Elisa Mevius

No. 8 – Green Bay Phoenix
- Position: Guard
- League: Horizon League

Personal information
- Born: 23 April 2004 (age 22) Rendsburg, Germany
- Listed height: 1.80 m (5 ft 11 in)

Career information
- College: Siena (2022–2024) Oregon (2024-2026) Green Bay (2026-present)

Career highlights
- MAAC Defensive Player of the Year (2024); First-team All-MAAC (2024); MAAC Freshman of the Year (2023); MAAC All-Freshman Team (2023);

= Elisa Mevius =

German basketball player

Elisa Mevius (born 23 April 2004) is a German college basketball player for the Green Bay Phoenix of the Horizon League. She previously played for the Siena Saints and the Oregon Ducks. She represented Germany at the 2024 Summer Olympics in the 3x3 event and won Germany’s first ever gold medal in the event.

==Early life==
Mevius was born in Rendsburg, Germany to Antje and Leo Mevius. She started playing basketball at an early age in a local club founded by her parents. In 2019, she moved to the part-time basketball boarding school in Grünberg in central Hesse and from then on played for the Bender Baskets Grünberg in the 2nd Bundesliga and a central Hesse team in the Women's Junior Basketball Bundesliga.

== College career ==

=== Siena ===
Mevius played for the Siena Saints from 2022 to 2024. In March 2024, Mevius entered the transfer portal.

=== Oregon ===
On 27 March 2024, Mevius committed to the Oregon Ducks.
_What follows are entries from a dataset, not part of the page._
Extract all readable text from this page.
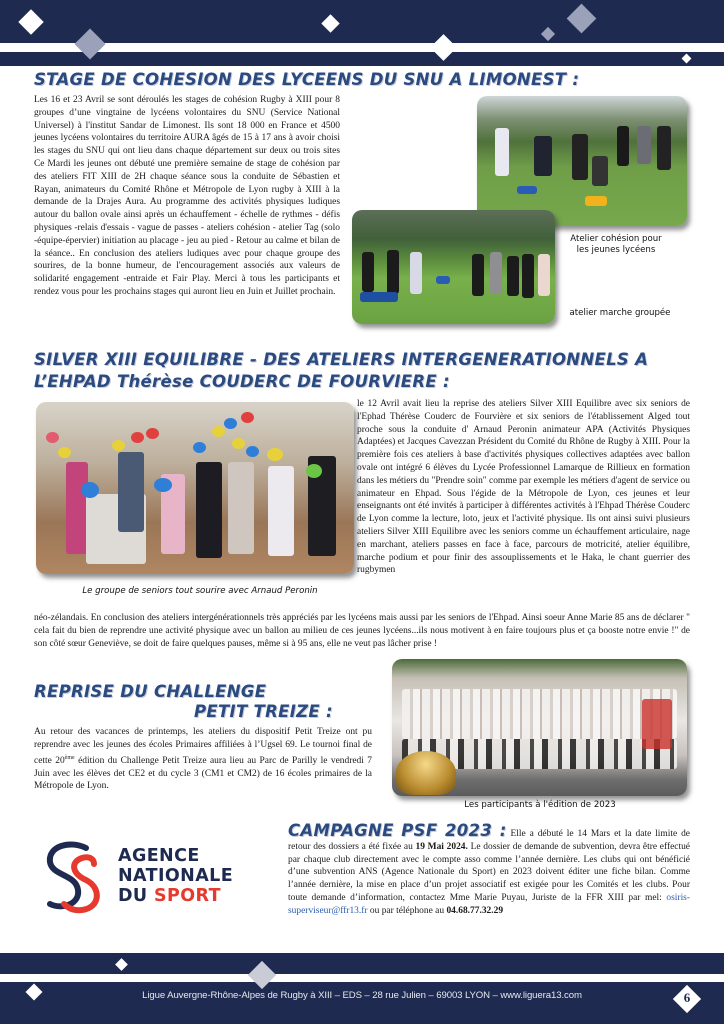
STAGE DE COHESION DES LYCEENS DU SNU A LIMONEST :

Les 16 et 23 Avril se sont déroulés les stages de cohésion Rugby à XIII pour 8 groupes d’une vingtaine de lycéens volontaires du SNU (Service National Universel) à l'institut Sandar de Limonest. Ils sont 18 000 en France et 4500 jeunes lycéens volontaires du territoire AURA âgés de 15 à 17 ans à avoir choisi les stages du SNU qui ont lieu dans chaque département sur deux ou trois sites Ce Mardi les jeunes ont débuté une première semaine de stage de cohésion par des ateliers FIT XIII de 2H chaque séance sous la conduite de Sébastien et Rayan, animateurs du Comité Rhône et Métropole de Lyon rugby à XIII à la demande de la Drajes Aura. Au programme des activités physiques ludiques autour du ballon ovale ainsi après un échauffement - échelle de rythmes - défis physiques -relais d'essais - vague de passes - ateliers cohésion - atelier Tag (solo -équipe-épervier) initiation au placage - jeu au pied - Retour au calme et bilan de la séance.. En conclusion des ateliers ludiques avec pour chaque groupe des sourires, de la bonne humeur, de l'encouragement associés aux valeurs de solidarité engagement -entraide et Fair Play. Merci à tous les participants et rendez vous pour les prochains stages qui auront lieu en Juin et Juillet prochain.

Atelier cohésion pour les jeunes lycéens
atelier marche groupée
SILVER XIII EQUILIBRE - DES ATELIERS INTERGENERATIONNELS A
L’EHPAD Thérèse COUDERC DE FOURVIERE :

le 12 Avril avait lieu la reprise des ateliers Silver XIII Equilibre avec six seniors de l'Ephad Thérèse Couderc de Fourvière et six seniors de l'établissement Alged tout proche sous la conduite d' Arnaud Peronin animateur APA (Activités Physiques Adaptées) et Jacques Cavezzan Président du Comité du Rhône de Rugby à XIII. Pour la première fois ces ateliers à base d'activités physiques collectives adaptées avec ballon ovale ont intégré 6 élèves du Lycée Professionnel Lamarque de Rillieux en formation dans les métiers du "Prendre soin" comme par exemple les métiers d'agent de service ou animateur en Ehpad. Sous l'égide de la Métropole de Lyon, ces jeunes et leur enseignants ont été invités à participer à différentes activités à l'Ehpad Thérèse Couderc de Lyon comme la lecture, loto, jeux et l'activité physique. Ils ont ainsi suivi plusieurs ateliers Silver XIII Equilibre avec les seniors comme un échauffement articulaire, nage en marchant, ateliers passes en face à face, parcours de motricité, atelier équilibre, marche podium et pour finir des assouplissements et le Haka, le chant guerrier des rugbymen

Le groupe de seniors tout sourire avec Arnaud Peronin

néo-zélandais. En conclusion des ateliers intergénérationnels très appréciés par les lycéens mais aussi par les seniors de l'Ehpad. Ainsi soeur Anne Marie 85 ans de déclarer " cela fait du bien de reprendre une activité physique avec un ballon au milieu de ces jeunes lycéens...ils nous motivent à en faire toujours plus et ça booste notre envie !" de son côté sœur Geneviève, se doit de faire quelques pauses, même si à 95 ans, elle ne veut pas lâcher prise !

REPRISE DU CHALLENGE
PETIT TREIZE :

Au retour des vacances de printemps, les ateliers du dispositif Petit Treize ont pu reprendre avec les jeunes des écoles Primaires affiliées à l’Ugsel 69. Le tournoi final de cette 20ème édition du Challenge Petit Treize aura lieu au Parc de Parilly le vendredi 7 Juin avec les élèves det CE2 et du cycle 3 (CM1 et CM2) de 16 écoles primaires de la Métropole de Lyon.

Les participants à l'édition de 2023

CAMPAGNE PSF 2023 : Elle a débuté le 14 Mars et la date limite de retour des dossiers a été fixée au 19 Mai 2024. Le dossier de demande de subvention, devra être effectué par chaque club directement avec le compte asso comme l’année dernière. Les clubs qui ont bénéficié d’une subvention ANS (Agence Nationale du Sport) en 2023 doivent éditer une fiche bilan. Comme l’année dernière, la mise en place d’un projet associatif est exigée pour les Comités et les clubs. Pour toute demande d’information, contactez Mme Marie Puyau, Juriste de la FFR XIII par mel: osiris-superviseur@ffr13.fr ou par téléphone au 04.68.77.32.29

AGENCE
NATIONALE
DU SPORT
Ligue Auvergne-Rhône-Alpes de Rugby à XIII – EDS – 28 rue Julien – 69003 LYON – www.liguera13.com	6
Mevius's junior season ended prematurely due to a hand injury sustained in February 2025. During her junior season, she played in 28 games, starting in 19 of them, and averaged 6.6 points, 3.0 assists, 2.9 rebounds, and 1.6 steals per game.

=== Green Bay ===
On April 21, 2026, Elisa Mevius announced her commitment to Green Bay on her Instagram profile.

==Career statistics==

===College===

| Year | Team | GP | GS | MPG | FG% | 3P% | FT% | RPG | APG | SPG | BPG | TO | PPG |
| 2022–23 | Siena | 32 | 31 | 29.6 | 37.8 | 30.9 | 80.4 | 4.0 | 4.1 | 2.2 | 0.4 | 4.2 | 10.3 |
| 2023–24 | Siena | 30 | 30 | 36.0 | 45.5 | 27.6 | 74.2 | 6.8 | 5.1° | 4.5° | 0.3 | 3.8 | 12.0 |
| 2024–25 | Oregon | 28 | 19 | 22.1 | 44.2 | 30.3 | 77.8 | 2.9 | 3.0 | 1.6 | 0.0 | 1.6 | 6.6 |
| Career |  | 90 | 80 | 29.4 | 42.3 | 29.5 | 77.9 | 4.6 | 4.1 | 2.8 | 0.2 | 3.2 | 9.7 |
Statistics retrieved from Sports-Reference.